The Motley Fool Discussion Boards
Politics & Current Events / Health Care Reform
|Subject: Re: The tyranny of ObamaCare||Date: 10/12/2012 4:10 PM|
|Author: fleg9bo||Number: 3958 of 4375|
What distinguishes the IPAB from the Environmental Protection Agency or the Federal Drug Administration is that those agencies give affected parties opportunities to weigh in before issuing their rules. This board would not be required to offer any avenue for patients and providers to air their concerns, nor could its decisions be challenged in court. Coaxing coverage out of heartless private insurers will seem like a piece of cake compared to confronting this all-powerful bureaucracy, which allows neither access nor appeal.

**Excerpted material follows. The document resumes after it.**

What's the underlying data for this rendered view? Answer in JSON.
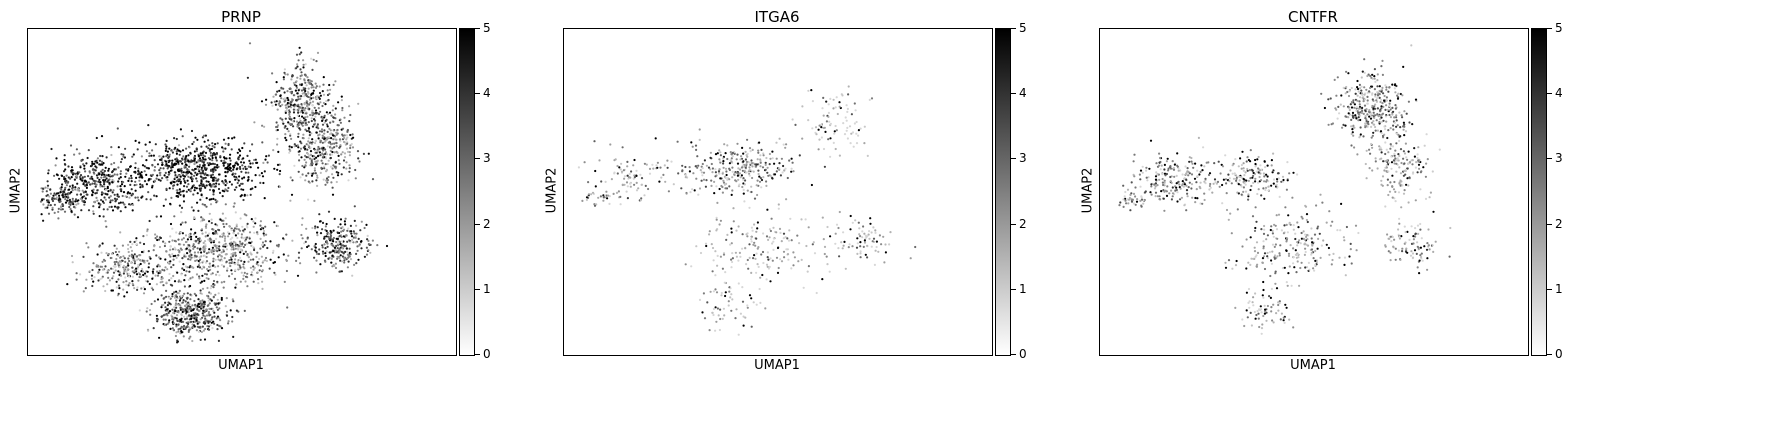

The IPAB's proposals would automatically become law unless Congress came up with its own equivalent spending cuts -- or both houses, including a three-fifths majority in the Senate, waived it and the president signed the waiver. This is an exceedingly high hurdle that would effectively turn the IPAB into a super legislature. Under the constitution, the legislative power – the supreme power – is lodged in Congress along with a democratic check. Courts avoid the democratic check but forego legislative powers. But no government entity, not even the Federal Reserve, gets unchecked legislative powers. This is what the IPAB will have, contravening the core of constitution's scheme of checks and balances.
Medicare spending is a pressing problem, no doubt. But the IPAB is a cure worse than the disease. It thwarts seniors' treatment options, providers' independence, and the constitutional balance of powers. The more Romney makes it an issue during his campaign, the more likely that the IPAB itself will be thwarted, whether he ends up in White House or not.
If Romney does nothing more than get rid of the IPAB, either directly or indirectly, then he will have ended up saving the lives of people you know, if not you yourselves. As surely as Democrats want to run your lives, the IPAB will in the near future deny life-saving and pain-relieving treatment that is very accessible today.